Blue Northern 2011 February 24

 I'm from south of the border but I lurrrve butteries so thanks even for the original recipe - MUST give it a go. I'm not good enough to give advice but am interested to know how it went with the levain.

lucyd 2011 February 25

Well......... omg, were they good.

 

 sourdough butteries

 

They look pretty much like the shop ones. But they were subtly different. For one thing, I used all butter instead of butter and lard. For another, they were slightly less bready and slightly more crispy. Not a bad thing at all. They were lovely fresh out the oven, and lie a true scientist I left two overnight (the rest were scoffed by the family immediately) to see how they changed, as the shop ones are usually at least one day old. They did get more like the shop ones but still were a litte more pastry-like than those.

 

I didn't leave them long enough for the final prove. In the end, although I had planned to leave them for 3-4hrs, I cooked them after 1.5 as they seemed to have risen a lot and I didn't want big puffballs.
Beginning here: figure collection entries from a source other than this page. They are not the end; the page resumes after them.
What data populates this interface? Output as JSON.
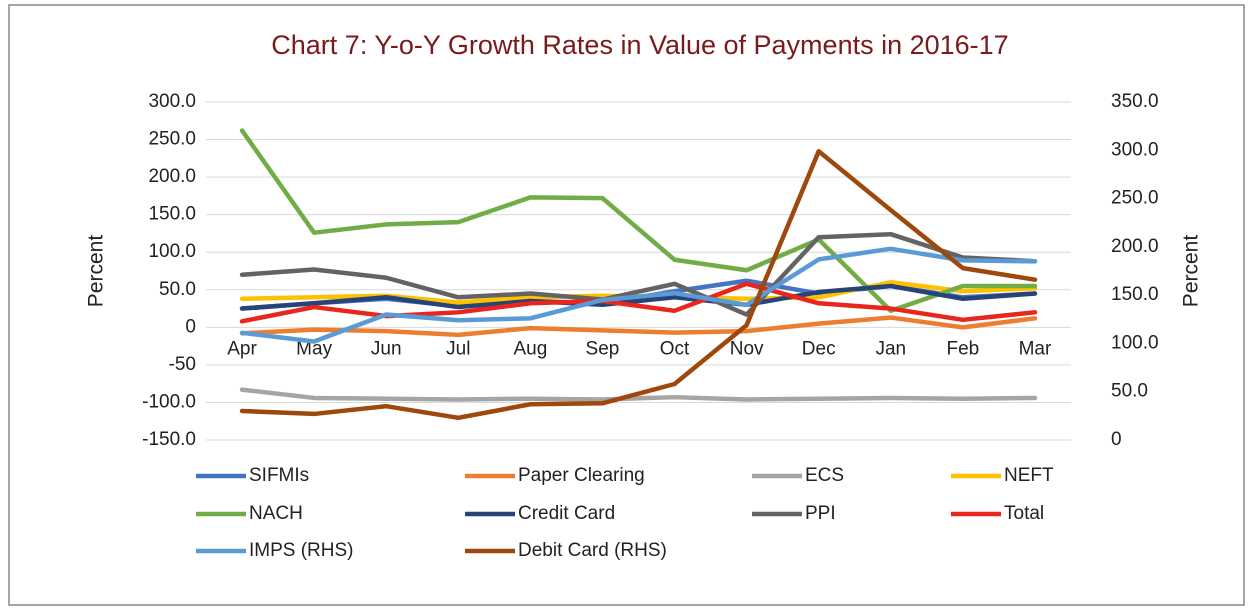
{
  "chart_data": {
    "type": "line",
    "title": "Chart 7: Y-o-Y Growth Rates in Value of Payments in 2016-17",
    "y_label": "Percent",
    "y2_label": "Percent",
    "categories": [
      "Apr",
      "May",
      "Jun",
      "Jul",
      "Aug",
      "Sep",
      "Oct",
      "Nov",
      "Dec",
      "Jan",
      "Feb",
      "Mar"
    ],
    "ylim": [
      -150,
      300
    ],
    "yticks": [
      {
        "value": -150,
        "label": "-150.0"
      },
      {
        "value": -100,
        "label": "-100.0"
      },
      -50,
      0,
      {
        "value": 50,
        "label": "50.0"
      },
      {
        "value": 100,
        "label": "100.0"
      },
      {
        "value": 150,
        "label": "150.0"
      },
      {
        "value": 200,
        "label": "200.0"
      },
      {
        "value": 250,
        "label": "250.0"
      },
      {
        "value": 300,
        "label": "300.0"
      }
    ],
    "y2lim": [
      0,
      350
    ],
    "y2ticks": [
      0,
      {
        "value": 50,
        "label": "50.0"
      },
      {
        "value": 100,
        "label": "100.0"
      },
      {
        "value": 150,
        "label": "150.0"
      },
      {
        "value": 200,
        "label": "200.0"
      },
      {
        "value": 250,
        "label": "250.0"
      },
      {
        "value": 300,
        "label": "300.0"
      },
      {
        "value": 350,
        "label": "350.0"
      }
    ],
    "grid": true,
    "legend": "bottom",
    "series": [
      {
        "name": "SIFMIs",
        "color": "#4472c4",
        "values": [
          25,
          32,
          38,
          28,
          35,
          32,
          48,
          62,
          45,
          55,
          40,
          45
        ]
      },
      {
        "name": "Paper Clearing",
        "color": "#ed7d31",
        "values": [
          -8,
          -3,
          -5,
          -10,
          -1,
          -4,
          -7,
          -5,
          5,
          13,
          0,
          12
        ]
      },
      {
        "name": "ECS",
        "color": "#a5a5a5",
        "values": [
          -83,
          -94,
          -95,
          -96,
          -95,
          -96,
          -93,
          -96,
          -95,
          -94,
          -95,
          -94
        ]
      },
      {
        "name": "NEFT",
        "color": "#ffc000",
        "values": [
          38,
          40,
          42,
          33,
          40,
          42,
          40,
          38,
          40,
          60,
          48,
          52
        ]
      },
      {
        "name": "NACH",
        "color": "#70ad47",
        "values": [
          262,
          126,
          137,
          140,
          173,
          172,
          90,
          76,
          117,
          22,
          55,
          55
        ]
      },
      {
        "name": "Credit Card",
        "color": "#264478",
        "values": [
          25,
          32,
          40,
          27,
          35,
          30,
          40,
          30,
          47,
          55,
          38,
          45
        ]
      },
      {
        "name": "PPI",
        "color": "#636363",
        "values": [
          70,
          77,
          66,
          40,
          45,
          37,
          58,
          17,
          120,
          124,
          93,
          88
        ]
      },
      {
        "name": "Total",
        "color": "#e8261e",
        "values": [
          8,
          27,
          15,
          20,
          32,
          35,
          22,
          58,
          32,
          25,
          10,
          20
        ]
      },
      {
        "name": "IMPS (RHS)",
        "color": "#5b9bd5",
        "axis": "y2",
        "values": [
          111,
          102,
          130,
          124,
          126,
          145,
          152,
          140,
          187,
          198,
          186,
          185
        ]
      },
      {
        "name": "Debit Card (RHS)",
        "color": "#9e480e",
        "axis": "y2",
        "values": [
          30,
          27,
          35,
          23,
          37,
          38,
          58,
          119,
          299,
          238,
          178,
          166
        ]
      }
    ]
  }
}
They are supposed to be flat, about 1.5-2cm tall. I rolled them out to 1cm and they seemed to double in size v quickly despite having been in the fridge for 2x40 mins between butter treatments. Next time I will roll them thinner and leave them longer to get a more bready effect.

 

I am also going to use sligthly less butter next time as I feel the balance was a wee bit out. One thing I noted was that the butter seeps out during cooking, so they kind of fry in the tray, and then when I left them in the tray to cool, the butter was reabsorbed. So they do need to cool a bit in the tray before lifting on to a rack. They need a bit of rack cooling to crisp them off a bit. You need to use a tray with sides for this butter reason!

 

They needed a good 20 mins in a fan oven at 190-200C, and the ones on the top shelf cooked perfectly. The ones underneath had an extra few mins on the to shelf to brown off. They are meant to be a rich golden brown.

 

Historically these were made with butter/lard, and they would have been very rich and buttery, like my ones. Now many bakers use veg oil which is not the real deal at all (probably soy, and inedible to humans). So mine were, although a little different, probably more like the originals, I think.

 

I am always torn between trying to replicate something, and just finding my own unique groove, and in this case the latter probably makes for a nicer buttery. My family were overwhelmed by their niceness anyway!!!!

 

Next time I will do a shorter prove b4 the butter, spread the butter more thinly and roll in it more, and do a longer prove after the final buttering. The butter was probably just not worked in quite enough as there was a bit of layering going on in the final product, which is not normal in butteries!!!!

 

I have so many years' experience of baking and cooking (nearly 40 years, and I am 42 btw!!!), that I like to feel my way, judge by eye and touch. So, yes, mine are probably always going to be unique, and I celebrate that! My sourdough culture is unique anyhow.

 


Midnite Baker's picture
Midnite Baker 2011 February 25

Hi Lucy, 

 I hope you will post your Sourdough Butteries version after you perfect it on this thread.  I would love to  make these.  And I'd like to compare the yeasted vs. the sourdough versions.  M

Terz 2011 April 12

Hi Lucy,

 I was a student in Aberdeen and still remember buying butteries from the back door of a bakery on Kings Street on the way home from the pubs and clubs in the early hours of the morning.  My mouth is watering at the thought of fresh butteries and I hope you perfect your recipe and share it with us.